The hallway on the 8th floor was clean enough and we made our way to our room with ease overall. The building is one of those 'tri-wing' styles where you've got three arms of the building coming out from a central 'shaft' that has the elevators. This is nice because it gives each room a view that doesn't look into any other rooms, and the curving layout hides the distance that you need to walk to get to your room.
Once we opened the door to the room, we hit the light switch. Nothing. Oh great. Amy ventured in to see if any of the table lamps worked. After a minute or so of stumbling in the dark having only the light from the hallway to help, she finally found a lamp that had a light switch she could feel for. Not the best introduction to the room. It turns out the lamp the wall switch was supposed to turn on had been turned off at the base. It seems like something they would check in the room after clean up.
The bathroom is dinky, one of those water closets where the swing of the door covers 90% of the free floor space, giving you just a few feet to move around. The bathtub is super tiny, maybe four-foot long. There's plenty of counter space however, so that's nice enough.

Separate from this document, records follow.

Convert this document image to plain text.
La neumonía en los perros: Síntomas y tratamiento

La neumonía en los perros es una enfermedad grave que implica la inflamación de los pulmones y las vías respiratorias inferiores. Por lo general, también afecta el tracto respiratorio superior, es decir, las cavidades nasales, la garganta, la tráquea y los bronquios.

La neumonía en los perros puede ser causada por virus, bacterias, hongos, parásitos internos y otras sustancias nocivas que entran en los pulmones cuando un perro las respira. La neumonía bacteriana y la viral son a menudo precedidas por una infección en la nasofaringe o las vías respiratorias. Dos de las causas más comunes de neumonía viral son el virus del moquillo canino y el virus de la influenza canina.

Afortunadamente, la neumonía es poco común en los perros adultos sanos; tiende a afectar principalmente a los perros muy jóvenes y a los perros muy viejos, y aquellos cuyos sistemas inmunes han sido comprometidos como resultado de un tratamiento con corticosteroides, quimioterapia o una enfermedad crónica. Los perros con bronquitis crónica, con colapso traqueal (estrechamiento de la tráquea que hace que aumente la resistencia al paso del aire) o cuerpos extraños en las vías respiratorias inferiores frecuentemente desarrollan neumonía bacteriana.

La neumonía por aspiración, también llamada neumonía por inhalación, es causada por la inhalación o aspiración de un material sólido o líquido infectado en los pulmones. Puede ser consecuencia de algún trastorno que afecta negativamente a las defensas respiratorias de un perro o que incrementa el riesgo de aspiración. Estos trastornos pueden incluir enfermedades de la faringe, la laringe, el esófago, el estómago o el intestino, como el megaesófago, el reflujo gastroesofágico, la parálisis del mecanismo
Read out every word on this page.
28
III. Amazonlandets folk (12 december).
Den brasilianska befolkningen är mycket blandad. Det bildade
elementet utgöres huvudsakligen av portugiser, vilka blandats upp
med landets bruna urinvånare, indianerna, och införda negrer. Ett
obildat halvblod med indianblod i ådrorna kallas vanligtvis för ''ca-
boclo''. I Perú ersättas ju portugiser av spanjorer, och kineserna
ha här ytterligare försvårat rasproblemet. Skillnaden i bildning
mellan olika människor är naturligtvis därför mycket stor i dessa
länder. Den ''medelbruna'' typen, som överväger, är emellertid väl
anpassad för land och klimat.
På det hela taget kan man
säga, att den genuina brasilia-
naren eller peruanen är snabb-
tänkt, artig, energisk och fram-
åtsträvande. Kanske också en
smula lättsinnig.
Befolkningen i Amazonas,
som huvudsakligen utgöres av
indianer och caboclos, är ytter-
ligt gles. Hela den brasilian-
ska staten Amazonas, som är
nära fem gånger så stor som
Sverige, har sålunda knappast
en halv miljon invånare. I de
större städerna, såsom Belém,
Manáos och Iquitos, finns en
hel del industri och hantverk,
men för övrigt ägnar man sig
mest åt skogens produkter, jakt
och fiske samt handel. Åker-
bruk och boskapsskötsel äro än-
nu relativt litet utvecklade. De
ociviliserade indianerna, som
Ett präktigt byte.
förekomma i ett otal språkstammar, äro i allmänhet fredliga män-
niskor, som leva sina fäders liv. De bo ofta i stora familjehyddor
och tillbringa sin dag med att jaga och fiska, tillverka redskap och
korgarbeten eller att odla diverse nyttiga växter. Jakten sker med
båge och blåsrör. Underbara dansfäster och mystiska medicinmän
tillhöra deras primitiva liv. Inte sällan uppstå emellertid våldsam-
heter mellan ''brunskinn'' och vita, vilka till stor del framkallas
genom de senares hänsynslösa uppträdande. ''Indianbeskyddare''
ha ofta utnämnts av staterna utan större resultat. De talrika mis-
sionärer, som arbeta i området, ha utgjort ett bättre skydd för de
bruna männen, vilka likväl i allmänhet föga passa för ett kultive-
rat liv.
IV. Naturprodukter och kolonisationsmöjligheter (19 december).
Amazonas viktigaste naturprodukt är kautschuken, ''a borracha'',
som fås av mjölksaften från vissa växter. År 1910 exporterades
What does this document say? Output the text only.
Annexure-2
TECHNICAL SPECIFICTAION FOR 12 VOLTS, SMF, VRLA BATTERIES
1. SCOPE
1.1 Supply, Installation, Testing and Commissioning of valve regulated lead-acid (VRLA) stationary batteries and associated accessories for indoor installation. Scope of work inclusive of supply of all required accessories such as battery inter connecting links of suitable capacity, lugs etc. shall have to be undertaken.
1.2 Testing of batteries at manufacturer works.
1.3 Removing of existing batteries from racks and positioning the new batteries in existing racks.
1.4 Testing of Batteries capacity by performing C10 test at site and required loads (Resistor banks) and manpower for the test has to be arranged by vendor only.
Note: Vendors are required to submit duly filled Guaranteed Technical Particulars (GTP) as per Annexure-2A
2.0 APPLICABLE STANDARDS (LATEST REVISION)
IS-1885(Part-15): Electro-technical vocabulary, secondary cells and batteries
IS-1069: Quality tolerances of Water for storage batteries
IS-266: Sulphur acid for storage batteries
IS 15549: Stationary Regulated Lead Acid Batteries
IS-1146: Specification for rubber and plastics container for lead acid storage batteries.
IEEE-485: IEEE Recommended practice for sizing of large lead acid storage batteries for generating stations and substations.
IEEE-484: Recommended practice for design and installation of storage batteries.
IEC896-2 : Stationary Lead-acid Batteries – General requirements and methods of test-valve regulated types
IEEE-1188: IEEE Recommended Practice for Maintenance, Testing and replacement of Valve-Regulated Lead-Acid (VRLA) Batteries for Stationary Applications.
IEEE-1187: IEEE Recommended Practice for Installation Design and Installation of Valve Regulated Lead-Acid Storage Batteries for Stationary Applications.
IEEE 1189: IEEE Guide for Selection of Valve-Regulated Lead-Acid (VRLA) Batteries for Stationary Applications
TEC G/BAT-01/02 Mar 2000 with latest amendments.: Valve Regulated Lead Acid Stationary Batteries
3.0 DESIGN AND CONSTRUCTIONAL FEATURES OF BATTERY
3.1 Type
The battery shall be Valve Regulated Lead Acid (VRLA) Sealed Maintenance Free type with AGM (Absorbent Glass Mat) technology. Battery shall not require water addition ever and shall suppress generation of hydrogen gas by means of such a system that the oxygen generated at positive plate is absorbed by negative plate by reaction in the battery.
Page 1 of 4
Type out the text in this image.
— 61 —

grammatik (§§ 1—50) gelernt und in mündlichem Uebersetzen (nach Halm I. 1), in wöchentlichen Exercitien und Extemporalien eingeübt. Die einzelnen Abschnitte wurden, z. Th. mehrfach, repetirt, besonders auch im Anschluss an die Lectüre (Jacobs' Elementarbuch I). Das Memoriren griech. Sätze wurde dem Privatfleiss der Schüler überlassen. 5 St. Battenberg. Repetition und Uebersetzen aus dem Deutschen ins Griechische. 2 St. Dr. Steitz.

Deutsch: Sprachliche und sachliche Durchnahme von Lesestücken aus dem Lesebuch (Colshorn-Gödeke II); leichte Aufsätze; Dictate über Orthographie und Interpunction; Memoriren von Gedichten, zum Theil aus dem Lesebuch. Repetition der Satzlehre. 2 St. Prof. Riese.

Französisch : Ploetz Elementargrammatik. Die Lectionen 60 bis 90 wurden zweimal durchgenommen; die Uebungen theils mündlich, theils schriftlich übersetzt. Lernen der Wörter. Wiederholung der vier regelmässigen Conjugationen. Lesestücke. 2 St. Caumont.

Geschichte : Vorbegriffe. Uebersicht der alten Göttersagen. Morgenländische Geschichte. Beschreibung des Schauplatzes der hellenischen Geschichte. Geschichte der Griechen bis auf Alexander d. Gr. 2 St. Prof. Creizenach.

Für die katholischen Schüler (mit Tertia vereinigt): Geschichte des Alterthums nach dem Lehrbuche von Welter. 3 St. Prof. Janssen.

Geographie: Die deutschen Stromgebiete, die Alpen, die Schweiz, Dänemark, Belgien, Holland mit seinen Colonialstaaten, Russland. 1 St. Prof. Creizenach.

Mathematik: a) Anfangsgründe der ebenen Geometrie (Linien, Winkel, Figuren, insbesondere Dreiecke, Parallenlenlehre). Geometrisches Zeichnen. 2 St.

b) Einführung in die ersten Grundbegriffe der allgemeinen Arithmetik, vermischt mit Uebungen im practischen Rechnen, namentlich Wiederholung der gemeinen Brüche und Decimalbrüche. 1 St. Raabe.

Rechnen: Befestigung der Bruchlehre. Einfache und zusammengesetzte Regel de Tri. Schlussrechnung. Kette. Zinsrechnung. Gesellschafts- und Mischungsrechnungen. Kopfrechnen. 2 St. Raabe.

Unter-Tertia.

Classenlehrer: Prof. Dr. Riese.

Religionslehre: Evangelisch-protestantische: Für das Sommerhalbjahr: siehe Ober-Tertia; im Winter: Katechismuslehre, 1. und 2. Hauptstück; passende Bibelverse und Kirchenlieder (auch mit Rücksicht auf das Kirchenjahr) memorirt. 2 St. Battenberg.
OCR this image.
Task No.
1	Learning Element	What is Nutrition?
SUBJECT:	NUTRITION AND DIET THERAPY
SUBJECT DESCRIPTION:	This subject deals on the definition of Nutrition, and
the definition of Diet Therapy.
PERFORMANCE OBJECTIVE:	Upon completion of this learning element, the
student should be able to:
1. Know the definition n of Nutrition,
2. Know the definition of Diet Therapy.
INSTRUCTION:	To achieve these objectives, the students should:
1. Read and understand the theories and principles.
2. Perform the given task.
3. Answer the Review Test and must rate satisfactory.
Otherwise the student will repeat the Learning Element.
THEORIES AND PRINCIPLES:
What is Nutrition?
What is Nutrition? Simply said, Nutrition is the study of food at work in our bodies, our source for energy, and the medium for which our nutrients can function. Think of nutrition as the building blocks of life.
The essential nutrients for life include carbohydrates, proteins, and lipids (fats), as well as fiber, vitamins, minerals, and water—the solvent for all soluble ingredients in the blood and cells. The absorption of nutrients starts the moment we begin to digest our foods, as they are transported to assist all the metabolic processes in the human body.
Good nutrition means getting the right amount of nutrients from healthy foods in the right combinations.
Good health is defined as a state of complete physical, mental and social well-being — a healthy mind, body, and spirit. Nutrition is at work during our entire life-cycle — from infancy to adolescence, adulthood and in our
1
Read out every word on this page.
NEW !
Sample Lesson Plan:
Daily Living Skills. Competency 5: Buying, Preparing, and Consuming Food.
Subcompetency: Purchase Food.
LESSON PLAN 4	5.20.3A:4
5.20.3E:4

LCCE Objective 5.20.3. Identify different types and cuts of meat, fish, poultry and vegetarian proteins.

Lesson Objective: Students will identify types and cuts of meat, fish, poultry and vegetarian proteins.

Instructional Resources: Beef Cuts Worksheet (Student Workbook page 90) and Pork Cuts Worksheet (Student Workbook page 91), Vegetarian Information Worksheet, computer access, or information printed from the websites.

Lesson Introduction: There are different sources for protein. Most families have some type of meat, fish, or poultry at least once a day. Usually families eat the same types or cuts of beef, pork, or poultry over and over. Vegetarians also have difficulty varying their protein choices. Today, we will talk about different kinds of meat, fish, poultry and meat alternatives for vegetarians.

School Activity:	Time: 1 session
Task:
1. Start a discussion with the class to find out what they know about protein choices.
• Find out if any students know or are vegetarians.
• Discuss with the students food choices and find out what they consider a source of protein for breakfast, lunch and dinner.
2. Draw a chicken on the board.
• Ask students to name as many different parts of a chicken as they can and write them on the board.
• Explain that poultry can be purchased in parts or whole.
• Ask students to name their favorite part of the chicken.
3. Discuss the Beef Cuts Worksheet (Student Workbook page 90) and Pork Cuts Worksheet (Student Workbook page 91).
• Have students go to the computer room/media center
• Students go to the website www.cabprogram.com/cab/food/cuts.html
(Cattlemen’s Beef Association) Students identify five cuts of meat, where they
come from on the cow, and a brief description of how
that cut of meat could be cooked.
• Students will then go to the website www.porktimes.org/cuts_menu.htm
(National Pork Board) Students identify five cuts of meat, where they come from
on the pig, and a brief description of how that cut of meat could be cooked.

Note to self: when you're on vacation, the bathtub is close to being your own pool. Make sure the bathtub is big enough to relax in. When we stayed at the Paramount in Portland in 2000 the tub was almost big enough, but bigger is always better, right?
The furniture in the room is nice the woods are free of marking the lamps are nice and clean, the carpet is solid and not threadbare like the elevator's. My only quibble is with the armoire which utterly dominates the room. One of these days, when LCD TVs are cheaper than bulky CRTs, this will go away as a problem, but there are better ways of dealing with the television than stuffing it in a 6ft brown box that's nearly the first thing you see when you step into the room (if the lights are on, that is.)
11 hours into our stay at RDLNSLC and we've got a reasonable room, with basic amenities. We haven't explored the facilities much, and I just realized what a gamble it is to have a hotel with an outdoor pool. Should have looked for an indoor pool when searching for hotels. Chalk another one up to experience.
Internet access: decent enough, though my Powerbook doesn't actually see the Access Point from the desk in the room. Fortunately it kept connected once I found it while sitting on the bed and moved to the desk. The access is pretty tightly controlled, which sucks. In order to have our three laptops (...don't ask...) connected we have to have three separate usernames/passwords.